On Finn's third birthday, he started full-day preschool where he received autism support classes. Another big step, after weighing the pros and cons with their education and medical experts, was adding medication to his plan. He recently started a very low dose of Risperdal, for anxiety and irritability, said Murphy.
It was a difficult decision, she said, but the right one. "It's been huge for him. Aside from getting his own full-time aide in school, starting the medicine was the best thing for him. It helps him visibly. He's more comfortable in his own skin. It took down a wall. It helps him sleep at night, which was huge for us. He would be up at all hours of the night and that would affect his day. And it doesn't make him sleepy during the day," said Murphy.
Her second son, now two-and-a-half, received a complete evaluation for autism at 13 months, and he did not have any signs of the condition. Her six-month-old daughter hasn't been evaluated for autism yet, but is developing well, Murphy said.
"I know so many other moms who are scared to know. Or they say, 'He'll catch up or grow out of it.' For us, it was so important that we put our parental pride aside and made sure that we were giving Finn the best opportunity for help early on," she said.
Cost and access
For many families, the cost of such treatments can be a difficult burden. Sheletta Brundidge, a Houston mom of four who has two toddlers with autism, said speech and behavioral services add up.
But you can't cut out therapies your child needs, she explained. "If your child has autism, therapy once a week for 30 minutes is not enough," she said.
Brundidge told CBS News autism can bankrupt even educated, well-off middle class families. But many parents don't realize that there are grants available to families who don't have access to free or affordable autism support services in their communities or health insurance that covers all of their child's needs, she said.
To help other families, Brundidge volunteers her time, providing local seminars for parents who want to learn about autism funding opportunities.

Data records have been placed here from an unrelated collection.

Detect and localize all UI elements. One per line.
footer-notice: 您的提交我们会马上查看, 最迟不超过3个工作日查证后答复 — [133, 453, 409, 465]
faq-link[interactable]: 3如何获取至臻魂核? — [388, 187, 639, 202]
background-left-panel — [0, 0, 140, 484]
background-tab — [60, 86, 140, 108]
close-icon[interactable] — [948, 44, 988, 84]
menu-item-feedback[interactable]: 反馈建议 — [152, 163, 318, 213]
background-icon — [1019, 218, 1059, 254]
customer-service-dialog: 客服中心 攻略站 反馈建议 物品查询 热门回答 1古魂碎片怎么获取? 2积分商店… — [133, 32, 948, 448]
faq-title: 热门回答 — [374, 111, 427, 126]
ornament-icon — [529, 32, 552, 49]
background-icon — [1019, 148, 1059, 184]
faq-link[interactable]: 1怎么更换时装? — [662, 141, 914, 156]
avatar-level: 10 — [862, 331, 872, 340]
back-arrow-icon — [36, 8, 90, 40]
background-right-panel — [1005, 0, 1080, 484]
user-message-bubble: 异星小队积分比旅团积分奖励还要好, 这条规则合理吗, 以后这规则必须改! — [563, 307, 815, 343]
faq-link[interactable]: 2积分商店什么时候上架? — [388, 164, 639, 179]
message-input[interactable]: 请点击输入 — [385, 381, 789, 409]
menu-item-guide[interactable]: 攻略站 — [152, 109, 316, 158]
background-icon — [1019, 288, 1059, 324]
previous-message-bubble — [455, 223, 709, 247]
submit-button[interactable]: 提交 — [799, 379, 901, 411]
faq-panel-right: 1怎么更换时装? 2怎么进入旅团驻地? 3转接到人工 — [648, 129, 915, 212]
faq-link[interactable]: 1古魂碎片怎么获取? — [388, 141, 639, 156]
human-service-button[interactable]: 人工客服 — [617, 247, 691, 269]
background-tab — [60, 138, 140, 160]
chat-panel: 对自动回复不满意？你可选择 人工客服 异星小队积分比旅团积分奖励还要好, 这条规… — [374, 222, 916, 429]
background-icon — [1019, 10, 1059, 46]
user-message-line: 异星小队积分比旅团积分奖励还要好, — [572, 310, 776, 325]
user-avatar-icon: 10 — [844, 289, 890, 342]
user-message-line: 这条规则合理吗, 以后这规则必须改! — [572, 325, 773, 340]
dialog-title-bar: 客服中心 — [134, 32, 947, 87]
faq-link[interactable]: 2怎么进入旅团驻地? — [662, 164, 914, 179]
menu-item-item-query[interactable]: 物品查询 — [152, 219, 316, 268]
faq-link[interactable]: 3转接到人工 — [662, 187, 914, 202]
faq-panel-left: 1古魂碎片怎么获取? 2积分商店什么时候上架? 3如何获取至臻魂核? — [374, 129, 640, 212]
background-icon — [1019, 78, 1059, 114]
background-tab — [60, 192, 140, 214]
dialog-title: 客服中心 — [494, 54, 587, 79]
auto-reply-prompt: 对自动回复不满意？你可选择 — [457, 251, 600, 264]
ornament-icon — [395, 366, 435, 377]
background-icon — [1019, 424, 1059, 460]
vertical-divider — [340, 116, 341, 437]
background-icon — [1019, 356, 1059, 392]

Murphy's son Finn, now almost five, is considered severely autistic. He doesn't talk and is not potty trained. But he now communicates in his own way, his mom said. He uses YouTube videos -- Sesame Street and Disney sing-a-longs -- that he shows her to tell her if he's hot or hungry, for example.
"He has them memorized and can play certain bits of other peoples' conversations to communicate," Murphy said.
Murphy said she's learned a lot by reading blogs by older autistic children who don't speak but can type, which allows them to "talk" online.
"This handful of kids learned how to type and can express everything now. Through them, they have been a window. A lot of these older kids whose blogs I read ask why are researchers not researching that?" Murphy said.
She holds hope that Finn will one day be able to express himself through typing, too.
Finn has also participated in ski boarding camp for kids with autism, horseback riding, and youth soccer, where he gets his own teenage buddy.
"He's gotten a lot better. What I'd say to other parents is not to be scared of the limitations that a diagnosis can imply. But instead to learn to see your child as a really different individual who is just as intelligent and special as every other kid, but just displays and learns and communicate differently," Murphy said.
Murphy feels that all children should be screened for autism at 18 and 24 months.
"While our Finn displays more 'classically autistic' traits that would make it less likely for him to slip through the diagnostic cracks, there are many kids on the spectrum who don't display obvious autistic behavior, or are better at 'passing' as typical. Girls especially. This group of kids could really greatly benefit from early diagnosis. For obvious reasons like access to educational supports and therapies, but also for less obvious and equally important reasons -- like building self esteem and self awareness skills. What a gift it would be to help these kids find their tribe early on."